The National Cycle Network has good connections to Derby at the southern end of the Heritage Site, the High Peak Trail (NCN 54) terminates near Cromford and there is a new route north from Matlock (NCN 680). However, apart from Darley Park at the southern end, there is no National Cycle Network within the World Heritage Site.
The Derwent Valley Trust is calling for a high quality traffic free cycleway to be built through the World Heritage Site to enable Derbyshire to deliver on its “most connected cycling county” goal and for all the commuting and tourism benefits that the route would provide. The economic case for the route is already established and shows a Very Good 4.8:1 return on investment.
Surely the UK Government would want to demonstrate their commitment to cycle travel by providing good quality access to, and through, all the UNESCO World Heritage Sites in the country? And, surely Derbyshire won’t be able to claim to be the most connected cycling county when the only English World Heritage Site without good cycling provision is within Derbyshire?
The Derby Telegraph report on an analysis of accident statistics collected by the Dept for Transport in 2017 and just released. This shows that the A6 has the most accidents across all the roads in the county of Derbyshire (including motorways).
The paper also reports on the sad death of a motorcyclist as a result of a collision on the A6 between Allestree and Duffield this week.
Surely cyclists shouldn’t have to ride on the “most dangerous road in Derbyshire” in order to get around the Derwent Valley?

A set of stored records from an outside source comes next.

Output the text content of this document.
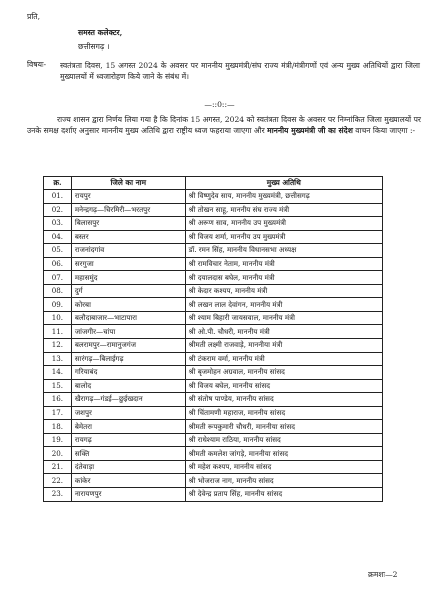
प्रति,
समस्त कलेक्टर,
छत्तीसगढ़ ।
विषयः- स्वतंत्रता दिवस, 15 अगस्त 2024 के अवसर पर माननीय मुख्यमंत्री/संघ राज्य मंत्री/मंत्रीगणों एवं अन्य मुख्य अतिथियों द्वारा जिला मुख्यालयों में ध्वजारोहण किये जाने के संबंध में।
—::0::—
राज्य शासन द्वारा निर्णय लिया गया है कि दिनांक 15 अगस्त, 2024 को स्वतंत्रता दिवस के अवसर पर निम्नांकित जिला मुख्यालयों पर उनके समक्ष दर्शाए अनुसार माननीय मुख्य अतिथि द्वारा राष्ट्रीय ध्वज फहराया जाएगा और माननीय मुख्यमंत्री जी का संदेश वाचन किया जाएगा :-
क्र.	जिले का नाम	मुख्य अतिथि
01.	रायपुर	श्री विष्णुदेव साय, माननीय मुख्यमंत्री, छत्तीसगढ़
02.	मनेन्द्रगढ़—चिरमिरी—भरतपुर	श्री तोखन साहू, माननीय संघ राज्य मंत्री
03.	बिलासपुर	श्री अरूण साव, माननीय उप मुख्यमंत्री
04.	बस्तर	श्री विजय शर्मा, माननीय उप मुख्यमंत्री
05.	राजनांदगांव	डॉ. रमन सिंह, माननीय विधानसभा अध्यक्ष
06.	सरगुजा	श्री रामविचार नेताम, माननीय मंत्री
07.	महासमुंद	श्री दयालदास बघेल, माननीय मंत्री
08.	दुर्ग	श्री केदार कश्यप, माननीय मंत्री
09.	कोरबा	श्री लखन लाल देवांगन, माननीय मंत्री
10.	बलौदाबाजार—भाटापारा	श्री श्याम बिहारी जायसवाल, माननीय मंत्री
11.	जांजगीर—चांपा	श्री ओ.पी. चौधरी, माननीय मंत्री
12.	बलरामपुर—रामानुजगंज	श्रीमती लक्ष्मी राजवाड़े, माननीया मंत्री
13.	सारंगढ़—बिलाईगढ़	श्री टंकराम वर्मा, माननीय मंत्री
14.	गरियाबंद	श्री बृजमोहन अग्रवाल, माननीय सांसद
15.	बालोद	श्री विजय बघेल, माननीय सांसद
16.	खैरागढ़—गंडई—छुईखदान	श्री संतोष पाण्डेय, माननीय सांसद
17.	जशपुर	श्री चिंतामणी महाराज, माननीय सांसद
18.	बेमेतरा	श्रीमती रूपकुमारी चौधरी, माननीया सांसद
19.	रायगढ़	श्री राधेश्याम राठिया, माननीय सांसद
20.	सक्ति	श्रीमती कमलेश जांगड़े, माननीया सांसद
21.	दंतेवाड़ा	श्री महेश कश्यप, माननीय सांसद
22.	कांकेर	श्री भोजराज नाग, माननीय सांसद
23.	नारायणपुर	श्री देवेन्द्र प्रताप सिंह, माननीय सांसद
क्रमशः—2
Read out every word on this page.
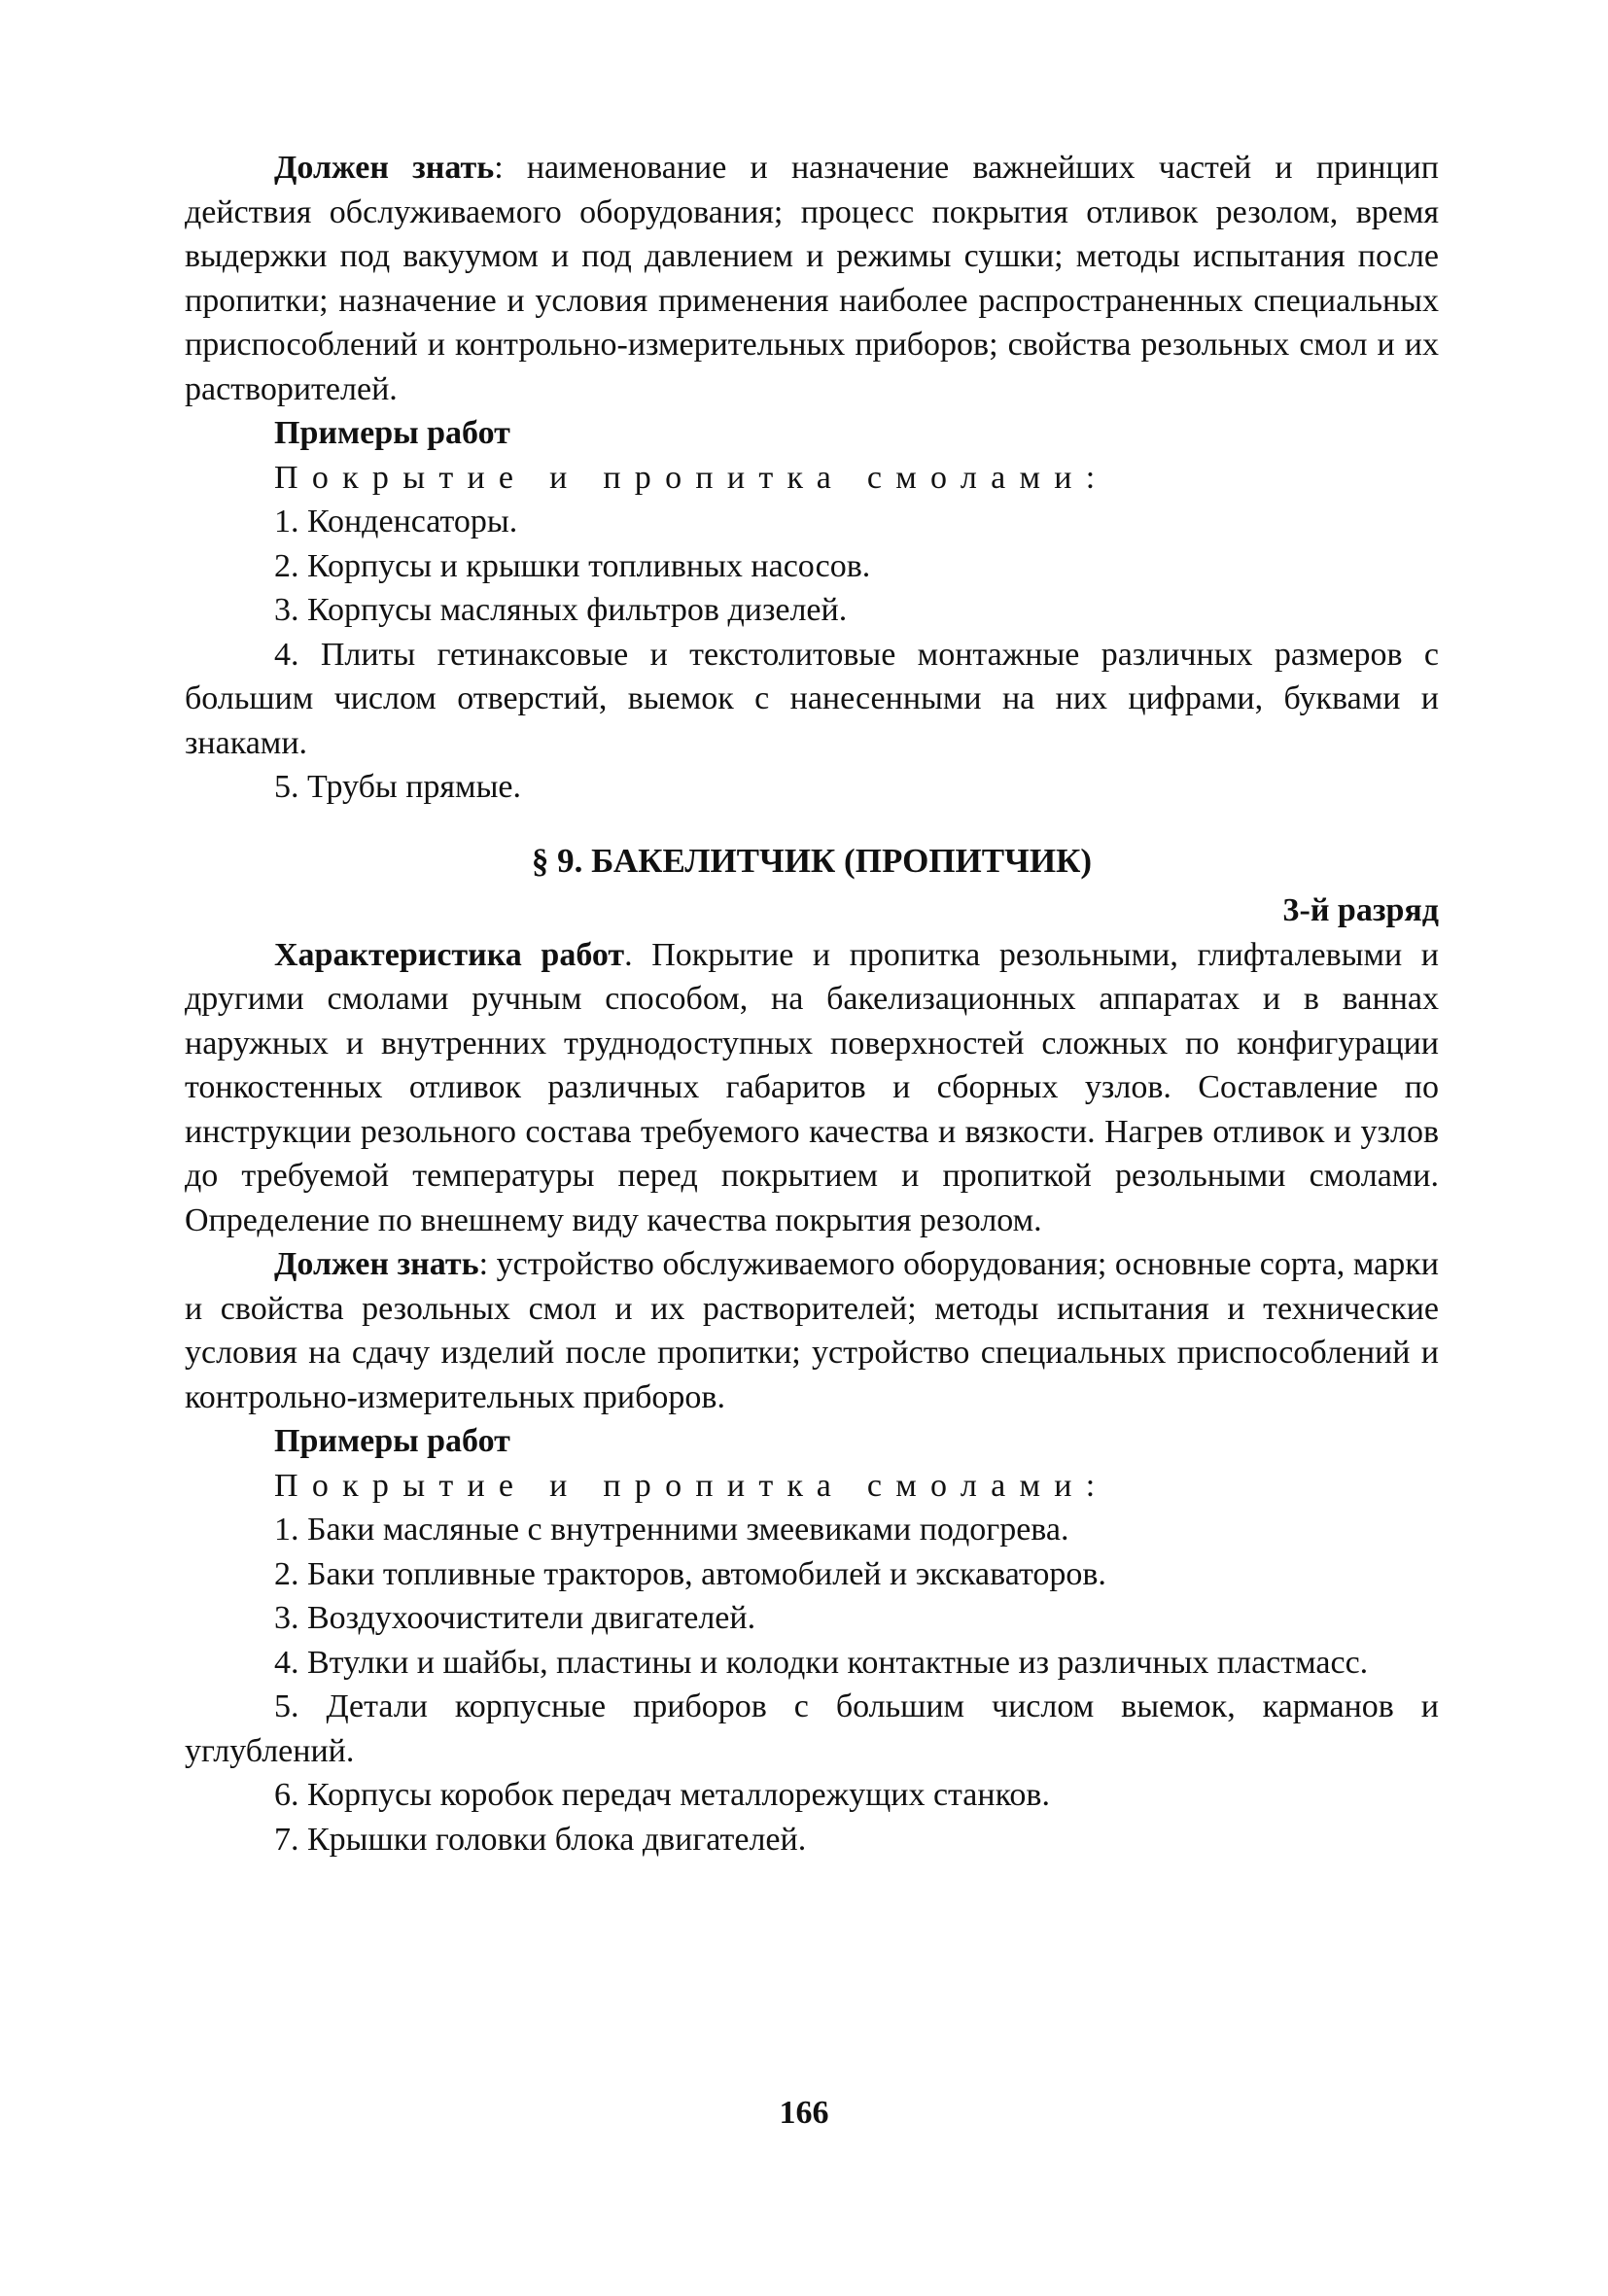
Должен знать: наименование и назначение важнейших частей и принцип действия обслуживаемого оборудования; процесс покрытия отливок резолом, время выдержки под вакуумом и под давлением и режимы сушки; методы испытания после пропитки; назначение и условия применения наиболее распространенных специальных приспособлений и контрольно-измерительных приборов; свойства резольных смол и их растворителей.

Примеры работ

Покрытие и пропитка смолами:

1. Конденсаторы.

2. Корпусы и крышки топливных насосов.

3. Корпусы масляных фильтров дизелей.

4. Плиты гетинаксовые и текстолитовые монтажные различных размеров с большим числом отверстий, выемок с нанесенными на них цифрами, буквами и знаками.

5. Трубы прямые.

§ 9. БАКЕЛИТЧИК (ПРОПИТЧИК)

3-й разряд

Характеристика работ. Покрытие и пропитка резольными, глифталевыми и другими смолами ручным способом, на бакелизационных аппаратах и в ваннах наружных и внутренних труднодоступных поверхностей сложных по конфигурации тонкостенных отливок различных габаритов и сборных узлов. Составление по инструкции резольного состава требуемого качества и вязкости. Нагрев отливок и узлов до требуемой температуры перед покрытием и пропиткой резольными смолами. Определение по внешнему виду качества покрытия резолом.

Должен знать: устройство обслуживаемого оборудования; основные сорта, марки и свойства резольных смол и их растворителей; методы испытания и технические условия на сдачу изделий после пропитки; устройство специальных приспособлений и контрольно-измерительных приборов.

Примеры работ

Покрытие и пропитка смолами:

1. Баки масляные с внутренними змеевиками подогрева.

2. Баки топливные тракторов, автомобилей и экскаваторов.

3. Воздухоочистители двигателей.

4. Втулки и шайбы, пластины и колодки контактные из различных пластмасс.

5. Детали корпусные приборов с большим числом выемок, карманов и углублений.

6. Корпусы коробок передач металлорежущих станков.

7. Крышки головки блока двигателей.

166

Let’s see the off road Derwent Valley Cycleway prioritised and built as soon as possible.
The Government is currently collecting feedback on how they should replace the Common Agricultural Policy (CAP) payments to farmers. This is a great opportunity to press for incentives to allow better access to farmland and the creation of cycleways, etc.
Providing these incentives would have a great impact on the ease of creating the Derwent Valley Cycleway and you’re encouraged to add your support to the Cycling UK demands.
For more information and to add your support see here
Derby City Council commissioned a study (by Amion) on the benefits of the Derby to Matlock Derwent Valley Cycleway which concludes that investment in the cycleway would provide “Very High” 4.8:1 benefits from any investment. The majority of the returns would be from the impact of the cycleway on commuting journey quality although there would also be other economic benefits from health improvements and employment. The study uses modelling approaches as recommended by the DfT.
The full study can be downloaded here. This includes the conclusion that “… represents “Very High” value for money, and fits well with recently-approved D2N2 cycling projects.”
Derbyshire County Council are currently reviewing their proposed key cycle network and deciding on priorities for investment. This report is a very powerful argument for including the Derwent Valley Cycleway as a high priority project within this plan.
The Derby City Planning Control Committee have approved the plans for the multi-user path from Derby Rowing club to Darley Abbey (The Abbey pub) by 6 votes to 3.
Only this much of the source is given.